GSoC/GCI Archive
Google Summer of Code 2013 Apache Software Foundation

FOAF Co-reference Based Entity Disambiguation Engine In Apache Stanbol

by Dileepa Jayakody for Apache Software Foundation

The proposed project mainly focuses on developing an 'Entity Disambiguation Engine' in Apache Stanbol by computing co-referent relations in friend-of-a-friend (FOAF) data-sets. The same entity (persons, organizations) can be referred by different names and vice-versa on the web which leads to the 'named ambiguity' problem of entities. This problem can affect the accuracy and relevance of results inferred by semantic engines and leads to the requirement of using effective disambiguation techniques to process entities as part of the enhancement process in the semantic engines. This proposal focuses on using FOAF profiles as a datasource and process them to resolve name ambiguity problem in an effective way. FOAF is a vocabulary used to describe people, organizations and groups in the form of linked data to form an entity network on the web. The relationship of these FOAF instances can be very useful to derive new knowledge about entities using semantic techniques. Some of the FOAF instances may denote the same entity in different approaches with different information. Therefore it's essential to identify which FOAF instances are describing the same entity over the web and identify the co-reference relationship between them.
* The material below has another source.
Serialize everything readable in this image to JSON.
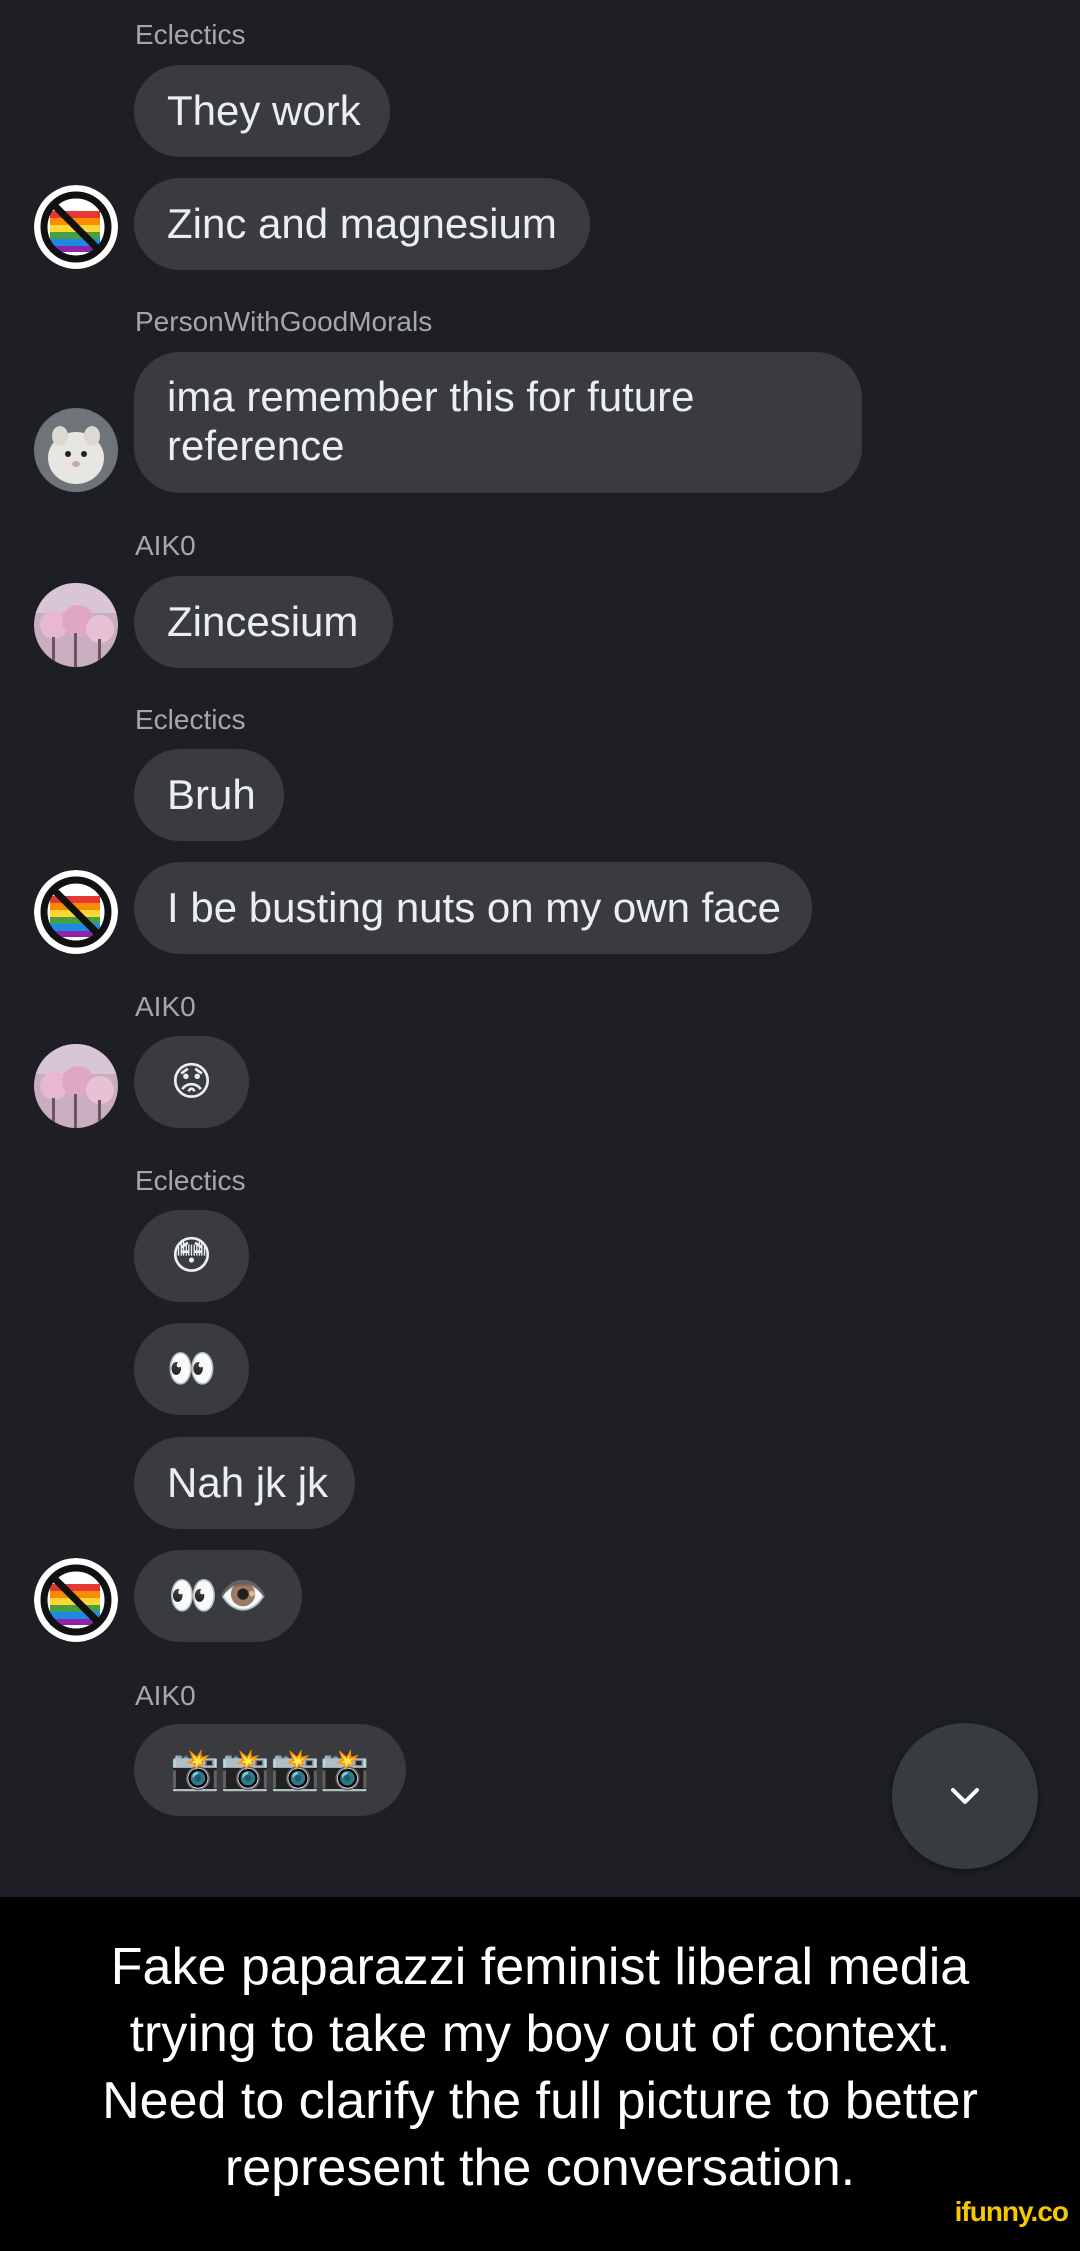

The co-reference analysis can use FOAF attributes such as mbox, homepage, weblog, as unique identifiers (inverse functional properties) to match FOAF instances to identify co-referent clusters and use it to disambiguate entities over the web. This project aims to develop a comprehensive disambiguation algorithm by identifying and clustering co-referent FOAF instances which describes the same entity over the web. Furthermore, integration of FOAF profile support in Stanbol can be useful to develop a user network in content management systems and improve access control of content using social graph techniques.